Here are some excerpts:
ON THE ROLE OF THE FIRST DEACONS AS A MODEL FOR INTEGRATING THE GREEKS
“People who think the Seven (deacons in the book of Acts) were tasked to help the poor struggle to explain why stories of them baptizing Greeks don’t fit the theory. But if we see that the Seven were tasked to assist the apostles in converting and integrating Greeks into the church, everything makes sense. Luke offers the Seven as a model for how to assimilate Greeks because this problem plagued the Church for generations, from the Jerusalem council to Corinthians eating food sacrificed to idols.”
ON THE TEMPLATE PROVIDED BY ACTS FOR THE OFFICE OF DEACON
“….Acts 6 lays out five elements of the deacon office which are the pattern for today:
- Deacons are a separate office with a ministry similar to, but distinct from apostles, overseers and pastors; neither “layman” nor “pastor.”

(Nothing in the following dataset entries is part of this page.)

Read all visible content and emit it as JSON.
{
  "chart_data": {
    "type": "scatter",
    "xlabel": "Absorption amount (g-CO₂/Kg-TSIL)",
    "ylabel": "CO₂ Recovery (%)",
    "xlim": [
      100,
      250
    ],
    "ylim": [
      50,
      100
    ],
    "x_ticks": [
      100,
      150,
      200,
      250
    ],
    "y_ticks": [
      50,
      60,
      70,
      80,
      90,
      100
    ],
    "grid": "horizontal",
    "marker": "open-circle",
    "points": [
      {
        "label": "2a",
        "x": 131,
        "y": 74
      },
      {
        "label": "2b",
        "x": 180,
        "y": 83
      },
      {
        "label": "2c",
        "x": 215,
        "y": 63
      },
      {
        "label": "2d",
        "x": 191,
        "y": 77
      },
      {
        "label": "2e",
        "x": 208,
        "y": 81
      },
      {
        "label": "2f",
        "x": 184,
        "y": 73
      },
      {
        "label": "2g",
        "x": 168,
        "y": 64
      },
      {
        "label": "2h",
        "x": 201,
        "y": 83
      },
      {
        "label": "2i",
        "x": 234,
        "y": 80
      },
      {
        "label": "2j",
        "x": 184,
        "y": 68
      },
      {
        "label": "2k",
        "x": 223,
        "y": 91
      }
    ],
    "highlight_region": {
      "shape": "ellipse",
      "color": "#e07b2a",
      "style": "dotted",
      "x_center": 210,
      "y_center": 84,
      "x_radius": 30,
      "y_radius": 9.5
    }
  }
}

- The office of deacon and overseer overlap because deacons assist and expand their ministry,
- Deacons are called by local congregations and publically ordained.
- influential spiritual ministry of deacons requires spiritual and character qualifications as in 1 Timothy 3
- Ministry portfolio is broad, and varies in response to needs of congregations and overseers.”
ON WHAT THE LUTHERAN CONFESSIONS SAY
“….The confessions speak of deacons as being ordained. In the modern Missouri synod “ordain” is a word restricted to pastors, but in the New Testament and Confessions it is a multipurpose word used of bishops and deacons also. Lutheran practice is that one must have a call before he can be ordained. Since the confessions consider deacons to be ordained, they also consider them to be called.
Overall, the Lutheran confessions teach that deacon is one of three orders, or offices, of minister, one type of called and ordained clergyman, neither pastor nor layman, with liturgical functions….”
ON THE USE OF DEACONS IN OTHER LUTHERAN BODIES
“….We identify modern deacons by looking at their functions not their titles. A list of 18 Lutheran and nonLutheran bodies that have deacons, and their titles, is available. In general, liturgical churches give deacons pastoral functions while nonliturgical churches limit them to social ministry. The recent American Missouri Synod (i.e. the LCMS) is an anomaly in that it has no nationally recognized office of deacon.
There are two gaps in synod’s view of deacons. The theological knowledge gap is that recent American Missouri Synod tradition does not realize that the Confessions consider deacons a biblical office nor that there are three orders. The administrative gap is that there is no roster of deacons.”